Comptroller: Money for some state programs will run out before the end of the fiscal year

By Jamey Dunn

A new report from the Illinois comptroller’s office predicts that the state budget will not cover costs through the end of the fiscal year.

In her quarterly report, Comptroller Judy Baar Topinka predicts that lawmakers will likely feel compelled to increase spending before June 30, the end of Fiscal Year 2013. “As it stands, underfunding is likely to lead to pressure to increase appropriations later in the fiscal year, as it did last year to fund the state’s child care providers.” Lawmakers voted near the end of FY 2012 to increase spending on child care because money for the program ran out and most wanted to avoid abruptly cutting off funding to providers. The report forecasts that money for employee health insurance, as well as some programs in the Department of Aging, the Department of Human Services and the Department of Child and Family Services, would run out by spring. Topinka wrote that any supplemental funding approved from the General Revenue Fund would throw the budget out of whack, but she said that without additional spending, the amount of bills that would be pushed over into FY 2014 would grow significantly.

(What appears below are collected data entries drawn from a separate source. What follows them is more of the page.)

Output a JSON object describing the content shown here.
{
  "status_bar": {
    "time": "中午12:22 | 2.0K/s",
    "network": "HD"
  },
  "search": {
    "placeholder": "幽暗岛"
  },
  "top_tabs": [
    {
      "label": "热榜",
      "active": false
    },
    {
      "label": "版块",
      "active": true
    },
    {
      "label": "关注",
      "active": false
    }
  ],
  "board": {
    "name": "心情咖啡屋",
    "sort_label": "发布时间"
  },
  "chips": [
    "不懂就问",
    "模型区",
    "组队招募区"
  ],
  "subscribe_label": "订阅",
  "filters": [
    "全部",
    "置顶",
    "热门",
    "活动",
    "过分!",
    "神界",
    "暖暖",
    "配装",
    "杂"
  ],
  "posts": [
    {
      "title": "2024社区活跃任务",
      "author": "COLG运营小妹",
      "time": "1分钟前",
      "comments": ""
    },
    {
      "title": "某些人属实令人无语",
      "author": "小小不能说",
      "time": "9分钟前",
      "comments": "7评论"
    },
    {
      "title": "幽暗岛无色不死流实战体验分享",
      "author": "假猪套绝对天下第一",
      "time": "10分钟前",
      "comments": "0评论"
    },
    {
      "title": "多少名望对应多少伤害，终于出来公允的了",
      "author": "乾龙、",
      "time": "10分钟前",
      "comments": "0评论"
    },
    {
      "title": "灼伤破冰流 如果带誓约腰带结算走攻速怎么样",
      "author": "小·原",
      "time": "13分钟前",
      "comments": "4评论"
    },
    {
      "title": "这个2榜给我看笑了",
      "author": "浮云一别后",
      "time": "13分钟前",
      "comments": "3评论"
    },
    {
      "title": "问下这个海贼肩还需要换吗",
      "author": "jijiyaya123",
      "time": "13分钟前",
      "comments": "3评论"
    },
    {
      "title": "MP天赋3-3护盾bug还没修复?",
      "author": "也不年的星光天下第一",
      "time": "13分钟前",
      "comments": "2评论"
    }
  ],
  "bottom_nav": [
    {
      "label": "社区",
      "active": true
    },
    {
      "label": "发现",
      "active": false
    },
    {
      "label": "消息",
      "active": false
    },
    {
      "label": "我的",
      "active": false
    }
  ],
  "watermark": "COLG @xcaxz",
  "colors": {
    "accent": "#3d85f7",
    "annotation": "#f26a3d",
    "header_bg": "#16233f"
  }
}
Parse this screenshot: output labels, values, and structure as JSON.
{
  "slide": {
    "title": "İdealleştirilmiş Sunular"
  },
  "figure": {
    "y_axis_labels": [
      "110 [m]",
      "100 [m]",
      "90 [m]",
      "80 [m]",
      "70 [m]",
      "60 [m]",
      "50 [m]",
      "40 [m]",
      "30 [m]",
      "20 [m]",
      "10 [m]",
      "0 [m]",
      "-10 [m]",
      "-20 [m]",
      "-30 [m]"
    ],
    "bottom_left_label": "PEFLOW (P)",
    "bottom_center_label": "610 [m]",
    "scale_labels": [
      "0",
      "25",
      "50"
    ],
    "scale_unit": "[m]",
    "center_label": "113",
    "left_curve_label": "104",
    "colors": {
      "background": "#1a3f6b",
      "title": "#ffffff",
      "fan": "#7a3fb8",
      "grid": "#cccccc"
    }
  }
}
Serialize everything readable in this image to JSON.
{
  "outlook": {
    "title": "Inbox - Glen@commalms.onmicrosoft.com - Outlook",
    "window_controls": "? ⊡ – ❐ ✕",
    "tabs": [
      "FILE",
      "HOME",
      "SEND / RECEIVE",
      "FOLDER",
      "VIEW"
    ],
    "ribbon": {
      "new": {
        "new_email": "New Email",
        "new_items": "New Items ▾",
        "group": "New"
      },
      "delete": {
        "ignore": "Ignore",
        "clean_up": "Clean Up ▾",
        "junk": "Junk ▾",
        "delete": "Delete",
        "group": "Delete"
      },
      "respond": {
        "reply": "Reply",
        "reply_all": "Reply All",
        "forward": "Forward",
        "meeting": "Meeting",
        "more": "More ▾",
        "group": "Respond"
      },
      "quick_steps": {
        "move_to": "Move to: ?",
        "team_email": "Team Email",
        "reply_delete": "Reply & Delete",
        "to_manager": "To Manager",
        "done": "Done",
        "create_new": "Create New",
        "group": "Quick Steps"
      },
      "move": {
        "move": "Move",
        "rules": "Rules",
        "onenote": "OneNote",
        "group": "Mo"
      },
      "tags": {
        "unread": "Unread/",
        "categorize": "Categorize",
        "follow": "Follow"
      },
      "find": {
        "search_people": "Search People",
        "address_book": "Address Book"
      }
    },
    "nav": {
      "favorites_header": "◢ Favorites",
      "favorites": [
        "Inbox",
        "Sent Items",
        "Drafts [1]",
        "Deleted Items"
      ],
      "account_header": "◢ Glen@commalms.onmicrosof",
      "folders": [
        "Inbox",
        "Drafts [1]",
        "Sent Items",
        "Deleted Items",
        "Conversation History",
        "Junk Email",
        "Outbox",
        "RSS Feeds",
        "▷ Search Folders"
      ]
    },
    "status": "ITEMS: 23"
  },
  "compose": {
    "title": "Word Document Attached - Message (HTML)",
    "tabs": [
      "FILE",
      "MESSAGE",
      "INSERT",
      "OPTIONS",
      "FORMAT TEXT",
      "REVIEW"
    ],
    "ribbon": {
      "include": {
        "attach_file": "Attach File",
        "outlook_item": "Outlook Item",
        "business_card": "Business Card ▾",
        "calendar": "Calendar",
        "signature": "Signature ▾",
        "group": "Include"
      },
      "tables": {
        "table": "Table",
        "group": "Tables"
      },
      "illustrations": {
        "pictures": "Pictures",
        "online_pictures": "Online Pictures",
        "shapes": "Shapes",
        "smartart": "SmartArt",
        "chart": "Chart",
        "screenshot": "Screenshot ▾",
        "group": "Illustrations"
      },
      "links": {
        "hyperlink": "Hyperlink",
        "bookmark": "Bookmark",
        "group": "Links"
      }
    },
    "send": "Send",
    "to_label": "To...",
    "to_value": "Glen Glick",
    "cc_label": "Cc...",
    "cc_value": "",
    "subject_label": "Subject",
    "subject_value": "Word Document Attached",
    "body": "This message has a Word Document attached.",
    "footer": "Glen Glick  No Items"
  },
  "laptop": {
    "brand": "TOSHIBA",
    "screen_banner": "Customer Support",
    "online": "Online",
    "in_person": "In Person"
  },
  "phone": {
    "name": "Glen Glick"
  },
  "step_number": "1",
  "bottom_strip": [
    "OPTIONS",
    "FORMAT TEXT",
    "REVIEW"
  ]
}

However, Topinka warns that if the money is spent without corresponding cuts or revenue increases, the state will not be able to speed up its payment of bills, either. “One thing is certain: Payment processing delays will continue for the foreseeable future,” the report said. “However, the magnitude of the delays and the overall outlook for the state’s fiscal condition will be contingent on the action of the state agencies and the General Assembly throughout the remainder of the fiscal year.” Topinka pegged the backlog of bills as of the end of October at $6.5 billion. Topinka said the state is on track to spend $5 billion in FY 2013 revenues to pay bills from the previous fiscal years.

She said that if no major budget changes occur, the backlog at the end of the current fiscal year would likely be larger than backlog at the end of FY 2012. Revenues from individual and corporate income taxes grew over the quarter, while money from sales tax dipped. But the report said that sales taxes were on the rebound at the end of October. Topinka also noted that more gambling revenue would be coming in the near future because Illinois has started granting video poker licenses to bars, restaurants and other approved establishments.